Politik

Nachtragshaushalt: Mehr Geld für Bäder und Schulen

Die Koalition verteilt zwei Milliarden Euro aus dem Jahresüberschuss. Hierfür soll das Geld verwendet werden.

Foto: Tobias Hase / dpa

Berlin. Das Abgeordnetenhaus hat am Donnerstag mit der Mehrheit der Koalition den Nachtragshaushalt für 2018/2019 beschlossen. Gefördert werden:


Schülerticket Ab dem kommenden Schuljahr 2019/20 sollen alle Schüler kostenlos BVG und S-Bahn fahren können.


Schulessen
Eltern von Schulkindern der Klassenstufen eins bis sechs brauchen künftig den Beitrag zum Schulessen von 37 Euro im Monat nicht mehr zu bezahlen.

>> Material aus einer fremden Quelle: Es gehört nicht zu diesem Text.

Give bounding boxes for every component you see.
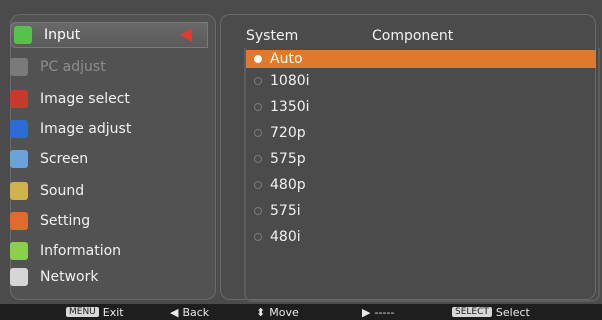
sound-icon	[10, 182, 28, 200]
option-label: 480p	[270, 177, 306, 193]
option-1080i[interactable]: 1080i	[246, 68, 596, 94]
menu-item-information[interactable]: Information	[6, 238, 212, 264]
network-icon	[10, 268, 28, 286]
select-hint-label: Select	[495, 305, 530, 319]
option-label: 480i	[270, 229, 301, 245]
exit-hint-label: Exit	[102, 305, 124, 319]
menu-key-icon: MENU	[66, 307, 99, 317]
move-hint-label: Move	[269, 305, 299, 319]
menu-item-label: Screen	[40, 151, 89, 167]
radio-unselected-icon	[254, 207, 262, 215]
help-bar: MENU Exit ◀ Back ⬍ Move ▶ ----- SELECT S…	[0, 304, 602, 320]
exit-hint: MENU Exit	[66, 306, 124, 319]
menu-item-label: PC adjust	[40, 59, 106, 75]
image-select-icon	[10, 90, 28, 108]
radio-unselected-icon	[254, 233, 262, 241]
menu-item-sound[interactable]: Sound	[6, 178, 212, 204]
radio-unselected-icon	[254, 77, 262, 85]
move-hint: ⬍ Move	[256, 306, 299, 319]
forward-hint-label: -----	[374, 305, 395, 319]
menu-item-screen[interactable]: Screen	[6, 146, 212, 172]
option-label: Auto	[270, 51, 303, 67]
screen-icon	[10, 150, 28, 168]
back-hint-label: Back	[182, 305, 210, 319]
forward-arrow-icon: ▶	[362, 305, 371, 319]
menu-item-label: Image select	[40, 91, 130, 107]
projector-menu-screen: Input PC adjust Image select Image adjus…	[0, 0, 602, 320]
forward-hint: ▶ -----	[362, 306, 394, 319]
option-720p[interactable]: 720p	[246, 120, 596, 146]
option-480p[interactable]: 480p	[246, 172, 596, 198]
setting-icon	[10, 212, 28, 230]
selected-arrow-icon	[180, 28, 192, 42]
option-575i[interactable]: 575i	[246, 198, 596, 224]
information-icon	[10, 242, 28, 260]
option-480i[interactable]: 480i	[246, 224, 596, 250]
menu-item-label: Setting	[40, 213, 91, 229]
option-label: 575i	[270, 203, 301, 219]
radio-unselected-icon	[254, 181, 262, 189]
menu-item-label: Image adjust	[40, 121, 132, 137]
move-arrows-icon: ⬍	[256, 305, 266, 319]
option-label: 1080i	[270, 73, 310, 89]
menu-item-image-adjust[interactable]: Image adjust	[6, 116, 212, 142]
select-key-icon: SELECT	[452, 307, 492, 317]
menu-item-image-select[interactable]: Image select	[6, 86, 212, 112]
submenu-column-component: Component	[372, 28, 454, 44]
radio-unselected-icon	[254, 129, 262, 137]
radio-unselected-icon	[254, 103, 262, 111]
menu-item-network[interactable]: Network	[6, 264, 212, 290]
option-label: 1350i	[270, 99, 310, 115]
back-hint: ◀ Back	[170, 306, 209, 319]
radio-unselected-icon	[254, 155, 262, 163]
option-1350i[interactable]: 1350i	[246, 94, 596, 120]
menu-item-input[interactable]: Input	[10, 22, 208, 48]
pc-adjust-icon	[10, 58, 28, 76]
radio-selected-icon	[254, 55, 262, 63]
menu-item-label: Sound	[40, 183, 85, 199]
option-auto[interactable]: Auto	[246, 50, 596, 68]
options-list: Auto 1080i 1350i 720p 575p 480p 575i 480…	[246, 50, 596, 250]
image-adjust-icon	[10, 120, 28, 138]
option-label: 720p	[270, 125, 306, 141]
menu-item-label: Input	[44, 27, 81, 43]
select-hint: SELECT Select	[452, 306, 530, 319]
menu-item-setting[interactable]: Setting	[6, 208, 212, 234]
option-575p[interactable]: 575p	[246, 146, 596, 172]
input-icon	[14, 26, 32, 44]
back-arrow-icon: ◀	[170, 305, 179, 319]
menu-item-label: Network	[40, 269, 99, 285]
submenu-column-system: System	[246, 28, 299, 44]
menu-item-pc-adjust[interactable]: PC adjust	[6, 54, 212, 80]
option-label: 575p	[270, 151, 306, 167]
menu-item-label: Information	[40, 243, 122, 259]
submenu-header: System Component	[246, 28, 596, 44]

S-Bahn-Ankauf Um einen Pool an S-Bahn-Wagen aufzubauen und bei der Ausschreibung des Betriebes auf den Nord-Süd-Linien flexibler zu sein, spart der Senat 300 Millionen Euro an.


Grundstücksfonds Der Fonds zum Ankauf von Gebäuden oder Grundstücken um 150 auf 200 Millionen Euro aufgestockt. Hinzu kommen 16 Millionen, um den Bezirken zu ermöglichen, Vorkaufsrechte für Wohngebäude zu nutzen.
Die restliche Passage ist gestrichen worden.